Turner and George Pork Butt

In the butcher's lexicon, there is - it has to be said - a whole host of slang, names and terminology that ordinarily would swoop over most of our heads. Largely because they make no sense.

Cuts such as the popes-eye, coulotte and the London Broil often get whispered with quiet aplomb behind the counter. And a mention of a shifty in the 'dee-lob', for 'yelibbs' and 'potches', will usually cast a frown or two in front of the counter.

However, we have noticed that most customers these days are fairly knowledgeable and they usually see through the banter and know exactly what we are talking about, and what they want.

Except perhaps for pork butt. That still causes confusion. Because it originates from the shoulder of a pig.
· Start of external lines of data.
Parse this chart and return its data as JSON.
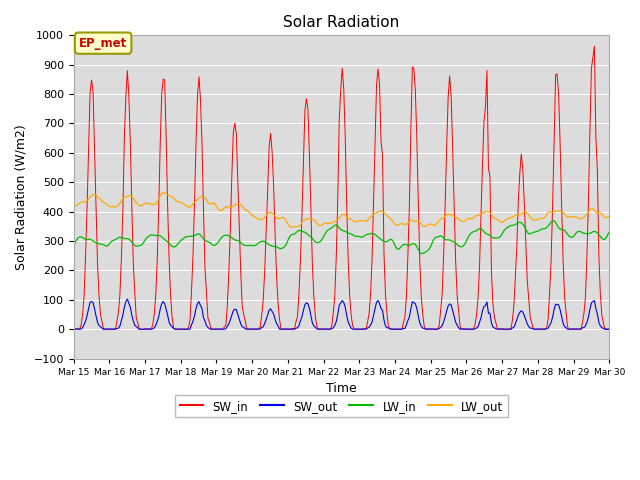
{
  "title": "Solar Radiation",
  "xlabel": "Time",
  "ylabel": "Solar Radiation (W/m2)",
  "ylim": [
    -100,
    1000
  ],
  "annotation": "EP_met",
  "bg_color": "#dcdcdc",
  "series_colors": {
    "SW_in": "#ff0000",
    "SW_out": "#0000ee",
    "LW_in": "#00bb00",
    "LW_out": "#ffaa00"
  },
  "xtick_labels": [
    "Mar 15",
    "Mar 16",
    "Mar 17",
    "Mar 18",
    "Mar 19",
    "Mar 20",
    "Mar 21",
    "Mar 22",
    "Mar 23",
    "Mar 24",
    "Mar 25",
    "Mar 26",
    "Mar 27",
    "Mar 28",
    "Mar 29",
    "Mar 30"
  ],
  "ytick_values": [
    -100,
    0,
    100,
    200,
    300,
    400,
    500,
    600,
    700,
    800,
    900,
    1000
  ],
  "day_peaks_sw": [
    855,
    860,
    870,
    855,
    705,
    660,
    800,
    880,
    895,
    880,
    860,
    775,
    590,
    875,
    915
  ],
  "day_peaks_sw_out": [
    97,
    98,
    92,
    92,
    68,
    68,
    93,
    98,
    97,
    92,
    88,
    82,
    62,
    88,
    93
  ],
  "lw_in_base": 295,
  "lw_out_base": 330
}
And not the, ahem...butt.

The word 'butt' in itself is an Americanism and the origins of this cut lie routed in US history and a penchant for BBQ - where meat is smoked and cooked, low and slow.

Neatly and succinctly summed by one of our followers on socials, Richard, the cut was named as such because:  In pre-revolutionary America, cheap cuts such as hams and shoulders were packed into barrels for storage. They were called butts from Latin word 'Buttis'. This particular shoulder cut was popular in Boston, hence the name Boston Butt.
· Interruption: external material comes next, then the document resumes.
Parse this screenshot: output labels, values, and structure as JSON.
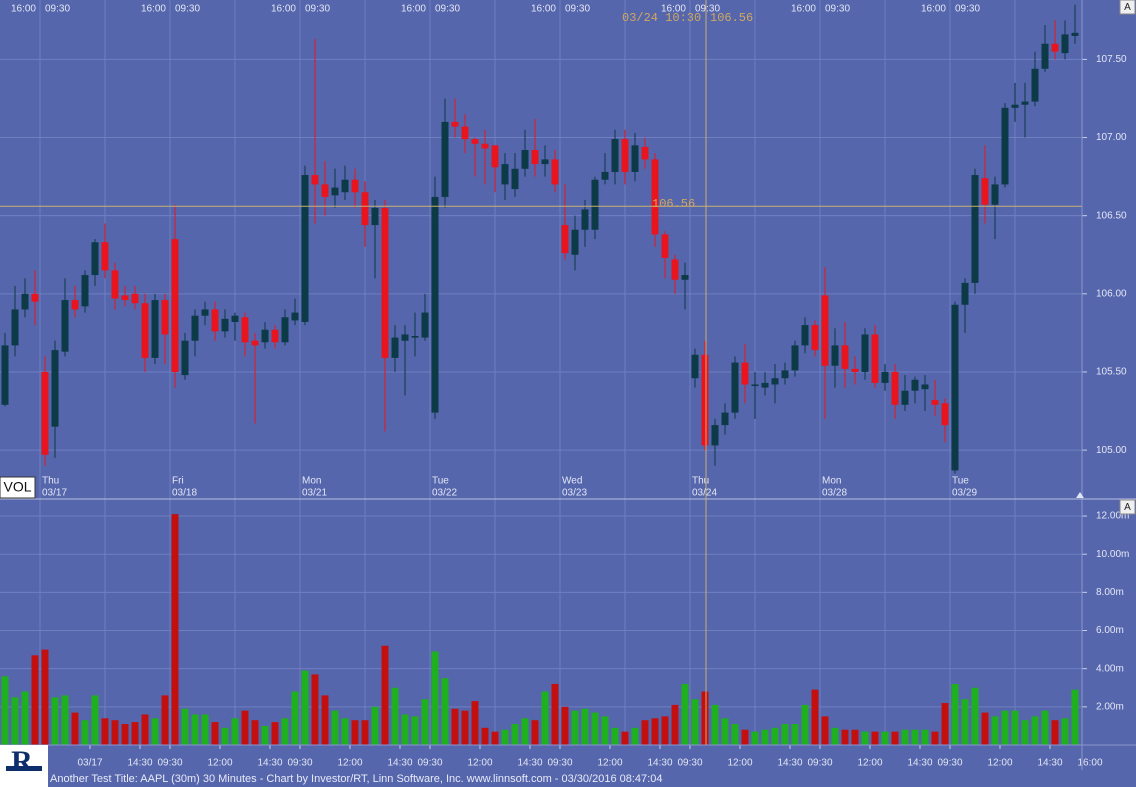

We ran this by our own Richard, who confirmed with a beam - 'Yeah, that's right. Great piece of pork to put in the smoker, done Carolina style and pulled. The blade bone makes all the difference for flavour. Just make sure you use a proper vinegar mop when cooking though.'

A vinegar mop?! As in a bucket of cider vinegar and industrial mop? Well, not quite, so it seems. Although the initial recipe that Mr Turner sent through did cater for 30 people, so it wouldn't have been far off.

If you are new to smoking, slow cooking on the BBQ, or if simply fancy getting your taste buds around some succulent, shredded native breed pork, this is definitely the way forward. Served up simply at the end, with a smattering of BBQ sauce, some pickled red onions and wrapped in a tortilla, you can make this joint go a long, long way. In other words, it's an excellent suggestion for parties.

No ifs or butts.

Pork Butt cooked


  1. Mix the rub ingredients together. Then place the pork butt on a large baking sheet. Sprinkle half the dry rub all over.
  2. Cover with cling film and refrigerate for at least 2 hours. Preferably overnight.
  3. Light your smoker and allow to burn down as per manufacturer's instructions, add half your hickory chips.
  4. Place the rubbed pork butt on the racks in the smoker and cook at 105°C for six hours, or until the internal temperature reaches 89°C.
  5. Every hour or so, brush the pork butt with the vinegar mop liberally. You'll need to top up the smoker fuel from time to time and add more hickory chips. 
  6. Remove the pork butt from the smoker and shred into bite sized pieces and pour any remaining vinegar over the top, and sprinkle with leftover dry rub to taste. Mix thoroughly.
  7. Serve warm, with barbecue sauce on the side (Topping with pickled onions and serving in a tortilla is optional.)